About the Photographer
Evans, Terry
American, b. 1944
For a large portion of her career, Terry Evans has photographed the prairie, from its natural, untouched state to its care, development, use, and abandonment. Photographing from both ground and aerial perspectives, she focuses on the issues of specific places and how ecological, economic, agricultural, and cultural patterns physically shape the landscape. As her documentation ranges from responsible land management like cattle rotation and erosion prevention to careless industrial pollution in her aerial pictures, Evans is consistently interested in the tension between specificity and abstraction. The distanced perspective offers a wide-reaching, detached, and revealing view of the landscape.
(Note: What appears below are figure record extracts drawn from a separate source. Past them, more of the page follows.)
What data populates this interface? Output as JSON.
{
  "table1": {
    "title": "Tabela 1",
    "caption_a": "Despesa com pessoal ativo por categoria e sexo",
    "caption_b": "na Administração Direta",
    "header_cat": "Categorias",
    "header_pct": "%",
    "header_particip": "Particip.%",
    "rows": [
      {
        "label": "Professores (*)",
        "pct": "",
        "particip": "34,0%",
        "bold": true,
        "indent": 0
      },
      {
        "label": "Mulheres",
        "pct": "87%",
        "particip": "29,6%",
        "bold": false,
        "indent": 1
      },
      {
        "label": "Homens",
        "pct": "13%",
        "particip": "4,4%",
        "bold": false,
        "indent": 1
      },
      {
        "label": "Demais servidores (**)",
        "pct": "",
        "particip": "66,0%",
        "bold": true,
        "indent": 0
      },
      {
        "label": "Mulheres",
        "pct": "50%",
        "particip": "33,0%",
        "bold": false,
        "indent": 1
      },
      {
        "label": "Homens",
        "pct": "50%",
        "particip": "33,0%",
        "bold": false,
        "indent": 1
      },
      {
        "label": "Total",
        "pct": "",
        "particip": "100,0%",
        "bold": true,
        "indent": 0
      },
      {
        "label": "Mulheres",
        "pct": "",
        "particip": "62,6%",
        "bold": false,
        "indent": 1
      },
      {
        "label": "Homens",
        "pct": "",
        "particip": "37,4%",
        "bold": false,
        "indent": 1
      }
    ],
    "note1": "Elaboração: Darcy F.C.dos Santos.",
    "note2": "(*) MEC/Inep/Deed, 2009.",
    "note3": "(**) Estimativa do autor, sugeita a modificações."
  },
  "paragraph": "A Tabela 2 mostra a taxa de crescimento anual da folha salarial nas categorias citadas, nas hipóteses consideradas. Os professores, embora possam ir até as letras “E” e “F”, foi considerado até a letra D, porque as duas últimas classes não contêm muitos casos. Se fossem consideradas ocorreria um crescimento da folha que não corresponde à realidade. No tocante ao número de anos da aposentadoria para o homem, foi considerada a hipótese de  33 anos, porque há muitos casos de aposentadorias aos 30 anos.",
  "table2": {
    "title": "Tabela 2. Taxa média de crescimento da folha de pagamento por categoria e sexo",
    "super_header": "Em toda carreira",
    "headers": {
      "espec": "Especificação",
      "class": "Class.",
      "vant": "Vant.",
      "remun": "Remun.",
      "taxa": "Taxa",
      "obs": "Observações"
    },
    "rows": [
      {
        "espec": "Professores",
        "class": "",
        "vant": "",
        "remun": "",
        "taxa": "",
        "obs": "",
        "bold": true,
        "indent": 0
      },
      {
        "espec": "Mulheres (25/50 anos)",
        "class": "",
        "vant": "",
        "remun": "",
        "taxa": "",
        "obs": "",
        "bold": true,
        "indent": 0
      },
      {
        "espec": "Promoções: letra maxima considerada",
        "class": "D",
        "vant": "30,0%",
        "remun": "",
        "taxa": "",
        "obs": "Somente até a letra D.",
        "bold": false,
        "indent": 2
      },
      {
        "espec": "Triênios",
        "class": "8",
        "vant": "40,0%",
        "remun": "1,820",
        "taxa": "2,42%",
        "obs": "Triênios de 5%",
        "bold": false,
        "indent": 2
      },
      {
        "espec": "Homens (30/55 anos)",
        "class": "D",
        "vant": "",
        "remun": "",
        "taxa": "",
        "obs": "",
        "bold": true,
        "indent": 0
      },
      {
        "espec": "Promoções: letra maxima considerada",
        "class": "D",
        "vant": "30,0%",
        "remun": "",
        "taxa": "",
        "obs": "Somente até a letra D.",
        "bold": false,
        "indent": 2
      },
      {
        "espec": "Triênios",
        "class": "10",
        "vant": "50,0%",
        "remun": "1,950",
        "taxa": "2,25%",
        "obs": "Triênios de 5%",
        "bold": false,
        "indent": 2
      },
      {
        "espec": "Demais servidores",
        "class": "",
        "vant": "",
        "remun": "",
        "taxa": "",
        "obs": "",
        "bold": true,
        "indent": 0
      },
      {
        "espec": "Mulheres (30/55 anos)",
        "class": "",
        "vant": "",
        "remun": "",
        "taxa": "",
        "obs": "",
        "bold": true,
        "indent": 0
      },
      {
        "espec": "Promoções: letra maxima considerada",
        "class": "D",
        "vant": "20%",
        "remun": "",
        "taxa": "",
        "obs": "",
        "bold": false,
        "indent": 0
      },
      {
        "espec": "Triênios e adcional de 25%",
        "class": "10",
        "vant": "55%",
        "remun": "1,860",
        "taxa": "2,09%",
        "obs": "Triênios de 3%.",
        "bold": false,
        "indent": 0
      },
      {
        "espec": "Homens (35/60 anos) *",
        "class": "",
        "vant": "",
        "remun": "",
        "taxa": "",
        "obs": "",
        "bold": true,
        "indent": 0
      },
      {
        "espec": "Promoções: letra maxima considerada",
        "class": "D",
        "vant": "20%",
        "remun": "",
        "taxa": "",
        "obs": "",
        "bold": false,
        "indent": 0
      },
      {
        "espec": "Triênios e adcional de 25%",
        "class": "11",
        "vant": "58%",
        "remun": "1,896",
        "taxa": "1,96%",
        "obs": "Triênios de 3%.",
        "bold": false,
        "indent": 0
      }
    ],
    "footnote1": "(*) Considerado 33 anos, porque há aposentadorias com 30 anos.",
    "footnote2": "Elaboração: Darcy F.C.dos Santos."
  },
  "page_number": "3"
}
Her images clearly articulate this duality inherent in the relationship between the landscape and those who live in it. Around the turn of the century, Evans began to photograph animal and plant specimens, examining the relationship between science and art and once again challenging us to define our place in nature.
Terry Evans was born in Kansas City, Missouri in 1944. Her solo exhibition In Place of Prairie appeared at the Art Institute of Chicago in late 1998, and she has exhibited other works at the National Audubon Society Headquarters, New York; San Francisco Museum of Modern Art; and the Society for Contemporary Photography, Kansas City, Missouri, among others. Her work is included in many permanent collections, such as those at the Art Institute of Chicago; Museum of Modern Art, New York; and the Baltimore Museum of Art. The recipient of a 1997 Guggenheim Fellowship, Evans currently lives and works in Chicago and frequently guest lectures at Columbia College Chicago.